Assim que chegaram à recepção foram brindados pela presença do advogado e do policia. Ficaram mais uns minutos a conversar, onde ouviram os avisos ao qual estavam de escuta. Nada de corridas, nada de motas. Conseguiram sair de lá e já eram quase quatro da manhã. Isabel sentia-se demasiado cansada, doíam-lhe as pernas e agora era acusado as dores que sentia nos pulsos, devido à força que exercera ao abraçar Javi ainda durante a corrida. Estava de facto cansada.

- vocês ouviram…por isso espero que não seja chamado aqui pelo mesmo motivo.

- podes ficar descansado, isto foi uma vez sem exemplo – disse Javi.
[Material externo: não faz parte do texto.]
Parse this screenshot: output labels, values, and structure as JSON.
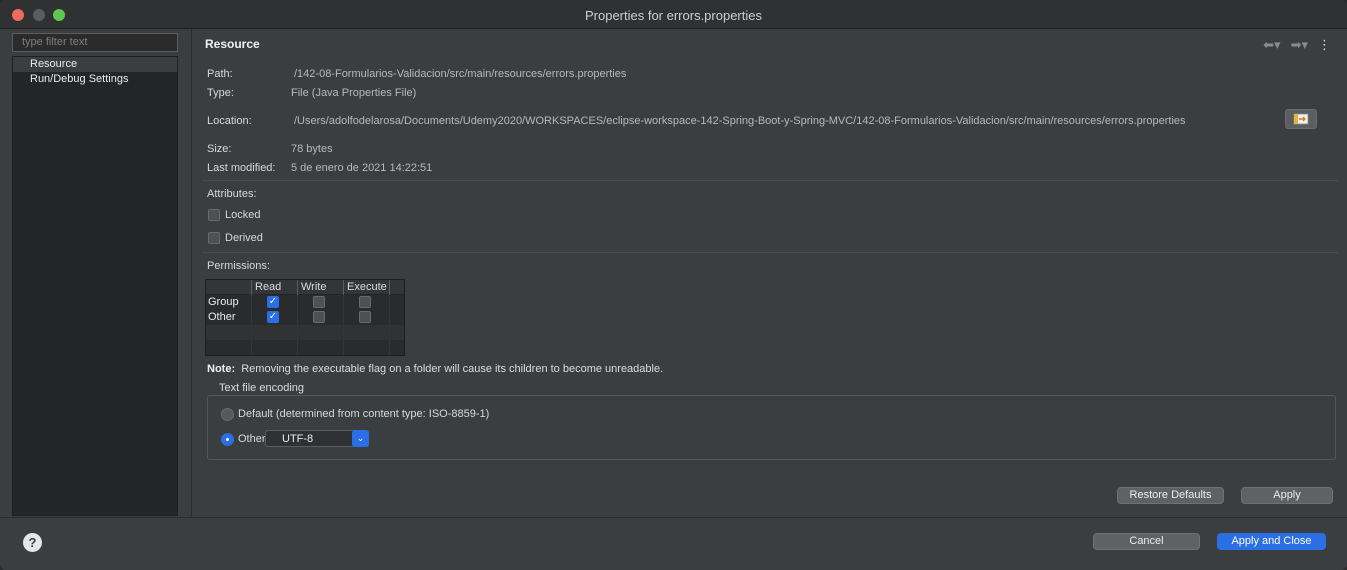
{
  "window": {
    "title": "Properties for errors.properties"
  },
  "sidebar": {
    "filter_placeholder": "type filter text",
    "items": [
      {
        "label": "Resource",
        "selected": true
      },
      {
        "label": "Run/Debug Settings",
        "selected": false
      }
    ]
  },
  "page": {
    "title": "Resource",
    "fields": {
      "path_label": "Path:",
      "path_value": "/142-08-Formularios-Validacion/src/main/resources/errors.properties",
      "type_label": "Type:",
      "type_value": "File  (Java Properties File)",
      "location_label": "Location:",
      "location_value": "/Users/adolfodelarosa/Documents/Udemy2020/WORKSPACES/eclipse-workspace-142-Spring-Boot-y-Spring-MVC/142-08-Formularios-Validacion/src/main/resources/errors.properties",
      "size_label": "Size:",
      "size_value": "78  bytes",
      "modified_label": "Last modified:",
      "modified_value": "5 de enero de 2021 14:22:51"
    },
    "attributes": {
      "label": "Attributes:",
      "locked_label": "Locked",
      "locked": false,
      "derived_label": "Derived",
      "derived": false
    },
    "permissions": {
      "label": "Permissions:",
      "columns": [
        "Read",
        "Write",
        "Execute"
      ],
      "rows": [
        {
          "label": "Group",
          "read": true,
          "write": false,
          "execute": false
        },
        {
          "label": "Other",
          "read": true,
          "write": false,
          "execute": false
        }
      ]
    },
    "note": {
      "bold": "Note:",
      "text": "Removing the executable flag on a folder will cause its children to become unreadable."
    },
    "encoding": {
      "title": "Text file encoding",
      "default_label": "Default (determined from content type: ISO-8859-1)",
      "other_label": "Other:",
      "other_value": "UTF-8",
      "selected": "other"
    },
    "buttons": {
      "restore_defaults": "Restore Defaults",
      "apply": "Apply"
    }
  },
  "footer": {
    "help": "?",
    "cancel": "Cancel",
    "apply_and_close": "Apply and Close"
  },
  "colors": {
    "accent": "#2a6fe3",
    "close": "#ed6a5e",
    "maximize": "#61c554"
  }
}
- muito bem. Querem boleia?

- eu quero! – Isabel respondeu de imediato querendo evitar, a todo custo, mais uma viagem junto de Javi.

- e tu Javi?

- eu vou de mota…que eu saiba não me tiraram a carta, por isso posso conduzir.
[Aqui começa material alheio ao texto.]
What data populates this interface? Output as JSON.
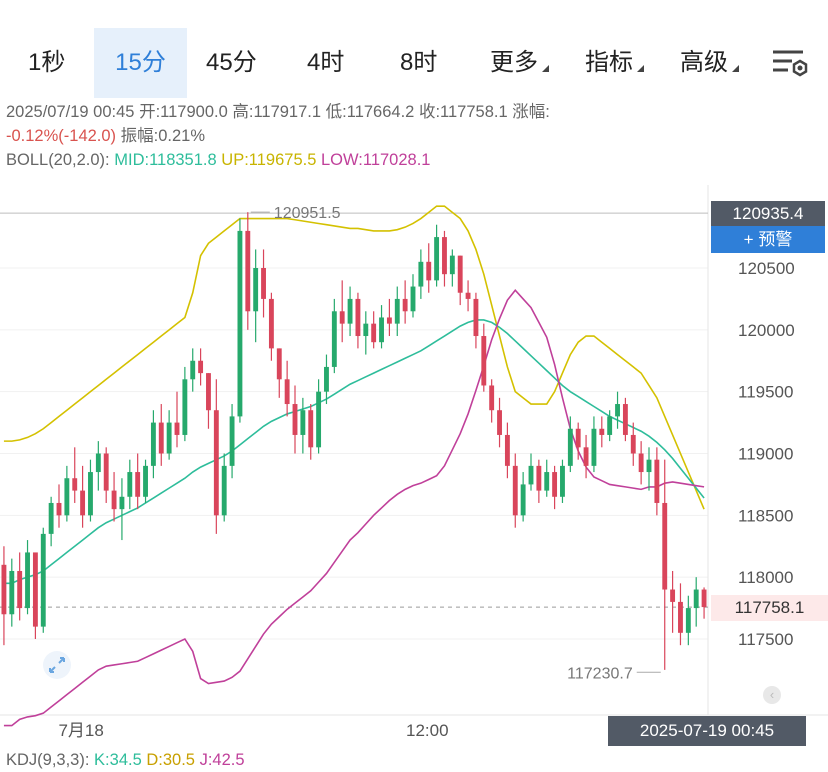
{
  "tabs": [
    {
      "label": "1秒",
      "has_menu": false,
      "active": false
    },
    {
      "label": "15分",
      "has_menu": false,
      "active": true
    },
    {
      "label": "45分",
      "has_menu": false,
      "active": false
    },
    {
      "label": "4时",
      "has_menu": false,
      "active": false
    },
    {
      "label": "8时",
      "has_menu": false,
      "active": false
    },
    {
      "label": "更多",
      "has_menu": true,
      "active": false
    },
    {
      "label": "指标",
      "has_menu": true,
      "active": false
    },
    {
      "label": "高级",
      "has_menu": true,
      "active": false
    }
  ],
  "settings_icon": "chart-settings-icon",
  "ohlc": {
    "datetime": "2025/07/19 00:45",
    "open_label": "开:",
    "open": "117900.0",
    "high_label": "高:",
    "high": "117917.1",
    "low_label": "低:",
    "low": "117664.2",
    "close_label": "收:",
    "close": "117758.1",
    "change_label": "涨幅:",
    "change": "-0.12%(-142.0)",
    "amplitude_label": "振幅:",
    "amplitude": "0.21%"
  },
  "boll": {
    "label": "BOLL(20,2.0):",
    "mid_label": "MID:",
    "mid": "118351.8",
    "up_label": "UP:",
    "up": "119675.5",
    "low_label": "LOW:",
    "low": "117028.1"
  },
  "kdj": {
    "label": "KDJ(9,3,3):",
    "k_label": "K:",
    "k": "34.5",
    "d_label": "D:",
    "d": "30.5",
    "j_label": "J:",
    "j": "42.5"
  },
  "axis": {
    "top_price": "120935.4",
    "alert_button": "+ 预警",
    "current_price": "117758.1",
    "hover_time": "2025-07-19 00:45"
  },
  "annotations": {
    "high": "120951.5",
    "low": "117230.7"
  },
  "colors": {
    "up": "#26a96c",
    "down": "#d9455b",
    "mid": "#2ebd9b",
    "upper": "#d4c100",
    "lower": "#c0409a",
    "accent": "#2f7fd8"
  },
  "chart_data": {
    "type": "candlestick",
    "interval": "15分",
    "y_ticks": [
      117500,
      118000,
      118500,
      119000,
      119500,
      120000,
      120500
    ],
    "x_ticks": [
      "7月18",
      "12:00"
    ],
    "ylim": [
      117000,
      121200
    ],
    "candles": [
      [
        118100,
        118250,
        117450,
        117700
      ],
      [
        117700,
        118150,
        117600,
        118050
      ],
      [
        118050,
        118200,
        117650,
        117750
      ],
      [
        117750,
        118300,
        117700,
        118200
      ],
      [
        118200,
        118150,
        117500,
        117600
      ],
      [
        117600,
        118400,
        117550,
        118350
      ],
      [
        118350,
        118650,
        118250,
        118600
      ],
      [
        118600,
        118750,
        118400,
        118500
      ],
      [
        118500,
        118900,
        118450,
        118800
      ],
      [
        118800,
        119050,
        118600,
        118700
      ],
      [
        118700,
        118900,
        118400,
        118500
      ],
      [
        118500,
        118950,
        118450,
        118850
      ],
      [
        118850,
        119100,
        118700,
        119000
      ],
      [
        119000,
        119050,
        118600,
        118700
      ],
      [
        118700,
        118850,
        118450,
        118550
      ],
      [
        118550,
        118800,
        118300,
        118650
      ],
      [
        118650,
        118950,
        118550,
        118850
      ],
      [
        118850,
        119000,
        118550,
        118650
      ],
      [
        118650,
        118950,
        118600,
        118900
      ],
      [
        118900,
        119350,
        118800,
        119250
      ],
      [
        119250,
        119400,
        118900,
        119000
      ],
      [
        119000,
        119350,
        118950,
        119250
      ],
      [
        119250,
        119500,
        119050,
        119150
      ],
      [
        119150,
        119700,
        119100,
        119600
      ],
      [
        119600,
        119850,
        119500,
        119750
      ],
      [
        119750,
        119850,
        119550,
        119650
      ],
      [
        119650,
        119650,
        119200,
        119350
      ],
      [
        119350,
        119600,
        118350,
        118500
      ],
      [
        118500,
        119000,
        118450,
        118900
      ],
      [
        118900,
        119400,
        118800,
        119300
      ],
      [
        119300,
        120900,
        119250,
        120800
      ],
      [
        120800,
        120951.5,
        120000,
        120150
      ],
      [
        120150,
        120650,
        119900,
        120500
      ],
      [
        120500,
        120650,
        120100,
        120250
      ],
      [
        120250,
        120300,
        119750,
        119850
      ],
      [
        119850,
        119850,
        119450,
        119600
      ],
      [
        119600,
        119750,
        119300,
        119400
      ],
      [
        119400,
        119550,
        119000,
        119150
      ],
      [
        119150,
        119450,
        119000,
        119350
      ],
      [
        119350,
        119400,
        118950,
        119050
      ],
      [
        119050,
        119600,
        119000,
        119500
      ],
      [
        119500,
        119800,
        119400,
        119700
      ],
      [
        119700,
        120250,
        119650,
        120150
      ],
      [
        120150,
        120400,
        119900,
        120050
      ],
      [
        120050,
        120350,
        119950,
        120250
      ],
      [
        120250,
        120300,
        119850,
        119950
      ],
      [
        119950,
        120150,
        119800,
        120050
      ],
      [
        120050,
        120150,
        119850,
        119900
      ],
      [
        119900,
        120200,
        119850,
        120100
      ],
      [
        120100,
        120250,
        119950,
        120050
      ],
      [
        120050,
        120350,
        119950,
        120250
      ],
      [
        120250,
        120400,
        120050,
        120150
      ],
      [
        120150,
        120450,
        120100,
        120350
      ],
      [
        120350,
        120650,
        120250,
        120550
      ],
      [
        120550,
        120700,
        120300,
        120400
      ],
      [
        120400,
        120850,
        120350,
        120750
      ],
      [
        120750,
        120800,
        120350,
        120450
      ],
      [
        120450,
        120650,
        120350,
        120600
      ],
      [
        120600,
        120600,
        120200,
        120300
      ],
      [
        120300,
        120400,
        120150,
        120250
      ],
      [
        120250,
        120300,
        119850,
        119950
      ],
      [
        119950,
        120050,
        119500,
        119550
      ],
      [
        119550,
        119600,
        119250,
        119350
      ],
      [
        119350,
        119450,
        119050,
        119150
      ],
      [
        119150,
        119250,
        118800,
        118900
      ],
      [
        118900,
        119000,
        118400,
        118500
      ],
      [
        118500,
        118850,
        118450,
        118750
      ],
      [
        118750,
        119000,
        118700,
        118900
      ],
      [
        118900,
        118950,
        118600,
        118700
      ],
      [
        118700,
        118950,
        118650,
        118850
      ],
      [
        118850,
        118900,
        118550,
        118650
      ],
      [
        118650,
        118950,
        118600,
        118900
      ],
      [
        118900,
        119300,
        118850,
        119200
      ],
      [
        119200,
        119250,
        118950,
        119050
      ],
      [
        119050,
        119150,
        118800,
        118900
      ],
      [
        118900,
        119300,
        118850,
        119200
      ],
      [
        119200,
        119300,
        119050,
        119150
      ],
      [
        119150,
        119350,
        119100,
        119300
      ],
      [
        119300,
        119500,
        119200,
        119400
      ],
      [
        119400,
        119450,
        119100,
        119150
      ],
      [
        119150,
        119250,
        118900,
        119000
      ],
      [
        119000,
        119100,
        118750,
        118850
      ],
      [
        118850,
        119050,
        118700,
        118950
      ],
      [
        118950,
        119050,
        118500,
        118600
      ],
      [
        118600,
        118950,
        117250,
        117900
      ],
      [
        117900,
        118050,
        117550,
        117800
      ],
      [
        117800,
        117950,
        117450,
        117550
      ],
      [
        117550,
        117850,
        117450,
        117750
      ],
      [
        117750,
        118000,
        117600,
        117900
      ],
      [
        117900,
        117917.1,
        117664.2,
        117758.1
      ]
    ],
    "boll_mid": [
      117950,
      117950,
      117980,
      118000,
      118020,
      118050,
      118100,
      118150,
      118200,
      118250,
      118300,
      118350,
      118400,
      118440,
      118470,
      118500,
      118530,
      118560,
      118600,
      118640,
      118680,
      118720,
      118760,
      118800,
      118850,
      118890,
      118920,
      118950,
      118980,
      119020,
      119070,
      119120,
      119170,
      119220,
      119260,
      119290,
      119320,
      119340,
      119360,
      119380,
      119410,
      119440,
      119480,
      119520,
      119560,
      119590,
      119620,
      119650,
      119680,
      119710,
      119740,
      119770,
      119800,
      119830,
      119870,
      119910,
      119950,
      119990,
      120030,
      120060,
      120080,
      120080,
      120060,
      120020,
      119970,
      119910,
      119850,
      119790,
      119730,
      119670,
      119610,
      119550,
      119500,
      119460,
      119420,
      119380,
      119340,
      119300,
      119270,
      119240,
      119210,
      119180,
      119140,
      119090,
      119030,
      118960,
      118880,
      118800,
      118720,
      118640
    ],
    "boll_up": [
      119100,
      119100,
      119110,
      119130,
      119160,
      119200,
      119250,
      119300,
      119350,
      119400,
      119450,
      119500,
      119550,
      119600,
      119650,
      119700,
      119750,
      119800,
      119850,
      119900,
      119950,
      120000,
      120050,
      120100,
      120300,
      120600,
      120700,
      120750,
      120800,
      120850,
      120900,
      120900,
      120900,
      120900,
      120900,
      120900,
      120900,
      120890,
      120880,
      120870,
      120860,
      120850,
      120840,
      120830,
      120820,
      120820,
      120810,
      120800,
      120800,
      120800,
      120810,
      120830,
      120860,
      120900,
      120950,
      121000,
      121000,
      120950,
      120900,
      120800,
      120650,
      120450,
      120200,
      119950,
      119700,
      119500,
      119450,
      119400,
      119400,
      119400,
      119500,
      119650,
      119800,
      119900,
      119950,
      119950,
      119900,
      119850,
      119800,
      119750,
      119700,
      119650,
      119550,
      119450,
      119300,
      119150,
      119000,
      118850,
      118700,
      118550
    ],
    "boll_low": [
      116800,
      116800,
      116850,
      116870,
      116880,
      116900,
      116950,
      117000,
      117050,
      117100,
      117150,
      117200,
      117250,
      117280,
      117290,
      117300,
      117310,
      117320,
      117350,
      117380,
      117410,
      117440,
      117470,
      117500,
      117400,
      117180,
      117140,
      117150,
      117160,
      117190,
      117240,
      117340,
      117440,
      117540,
      117620,
      117680,
      117740,
      117790,
      117840,
      117890,
      117960,
      118030,
      118120,
      118210,
      118300,
      118360,
      118430,
      118500,
      118560,
      118620,
      118670,
      118710,
      118740,
      118760,
      118790,
      118820,
      118900,
      119030,
      119160,
      119320,
      119510,
      119710,
      119920,
      120090,
      120240,
      120320,
      120250,
      120180,
      120060,
      119940,
      119720,
      119450,
      119200,
      119020,
      118890,
      118810,
      118780,
      118750,
      118740,
      118730,
      118720,
      118710,
      118730,
      118730,
      118760,
      118770,
      118760,
      118750,
      118740,
      118730
    ]
  }
}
- tu é que sabes – Juan, o advogado, vira-se para Isabel – vamos?

- sim… - e assim foram. Cada um para o seu canto. Tinha sido uma noite em cheio e completamente inesperada. Isabel só queria esquecer o que acontecera, que encontrara a sua prima, o quanto ela lhe provocou, o facto de ter corrido com Javi, a loucura desse momento, o despiste da policia, pararem à esquadra, a chantagem dele…e claro, aquele beijo. 



***



- como sabem, é importante o facto de fazermos serviço na comunidade pois a nossa função enquanto enfermeiros é demasiado grande para ficar apenas pelos hospitais… - a professora falava. eram nove horas da manhã e o dia estava a custar a passar. Isabel sentia-se demasiado cansada. Só conseguira dormir três horas perdera a conta aos sonhos que tivera com motas. Ser perseguida pela policia, ficar dias e dias presa, a família que ficou contra si, até em Javi sonhara. Aquele maldito nem em sonhos lhe saía do pensamento…
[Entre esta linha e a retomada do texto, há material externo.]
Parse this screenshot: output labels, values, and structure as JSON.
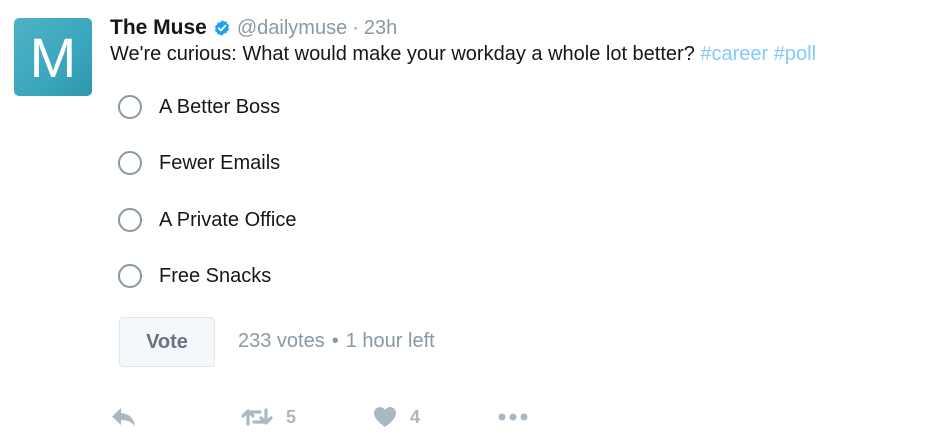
{
  "tweet": {
    "avatar_letter": "M",
    "display_name": "The Muse",
    "handle": "@dailymuse",
    "separator": "·",
    "time": "23h",
    "text": "We're curious: What would make your workday a whole lot better?",
    "hashtags": [
      "#career",
      "#poll"
    ]
  },
  "poll": {
    "options": [
      {
        "label": "A Better Boss"
      },
      {
        "label": "Fewer Emails"
      },
      {
        "label": "A Private Office"
      },
      {
        "label": "Free Snacks"
      }
    ],
    "vote_label": "Vote",
    "votes": "233 votes",
    "dot": "•",
    "time_left": "1 hour left"
  },
  "actions": {
    "retweet_count": "5",
    "like_count": "4"
  },
  "colors": {
    "hashtag": "#88c9f9",
    "verified": "#1da1f2",
    "muted": "#8899a6",
    "icon": "#aab8c2",
    "avatar": "#3aa6bd"
  }
}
- pst….pst! – Adriana dá um encontrão a Isabel, fazendo-a despertar – hei, bom dia!

- ah?

- bom dia!

- o que foi?

- isso pergunto eu…é que nem quero imaginar o que andaste a fazer de noite. Já reparaste na tua cara? 

- prefiro nem falar nisso.

- o que se passou?

- depois conto-te…

- oh vá lá, conta agora!!

- não! Se te contar agora tu ficas louca. Já disse, conto-te na hora do almoço…

- está bem, está bem… - A aula continuou mas para Isabel nem tinha começado. Sentia-se bem longe dali. Completamente a leste e com a sua cabeça a pesar-lhe imenso. Mais duas horas e aula tinha terminado. Apressaram-se a sair da sala e rumaram até ao exterior. Estava bom tempo e sentaram-se num dos bancos.

- podes contar agora? – pedia Adriana em êxtase

- sabes que… - Isabel acaba de ser interrompida pela chegada de alguém. Olha na sua frente e vê uma das pessoas que não queria ver e ao qual estava um pouco magoada.

- posso? Preciso de falar contigo!

- o que queres? – ela tinha sido frontal e Marco percebera que ela estava chateada.

- falar sobre ontem à noite…eu já soube que a policia apanhou-vos!

- policia? – interrompeu Adriana

- eu já volto Adriana! – Isabel levantou-se e caminhou até a uma zona mais recatada. Marco seguiu-a.

- desculpa…

- tu não quiseste de saber de mim. Porquê? 

- hei, não sejas assim! nós tivemos de fugir da policia, quando conseguimos despista-los soubemos que tinhas parado na esquadra!

- pois é, parece que o azar foi mesmo todo meu!

- também porque é que foste correr com o Javi?

- não tens nada a ver com isso! – ripostou – só podias ter ligado não? Afinal levaste-me para aquele sitio e acabei a noite presa!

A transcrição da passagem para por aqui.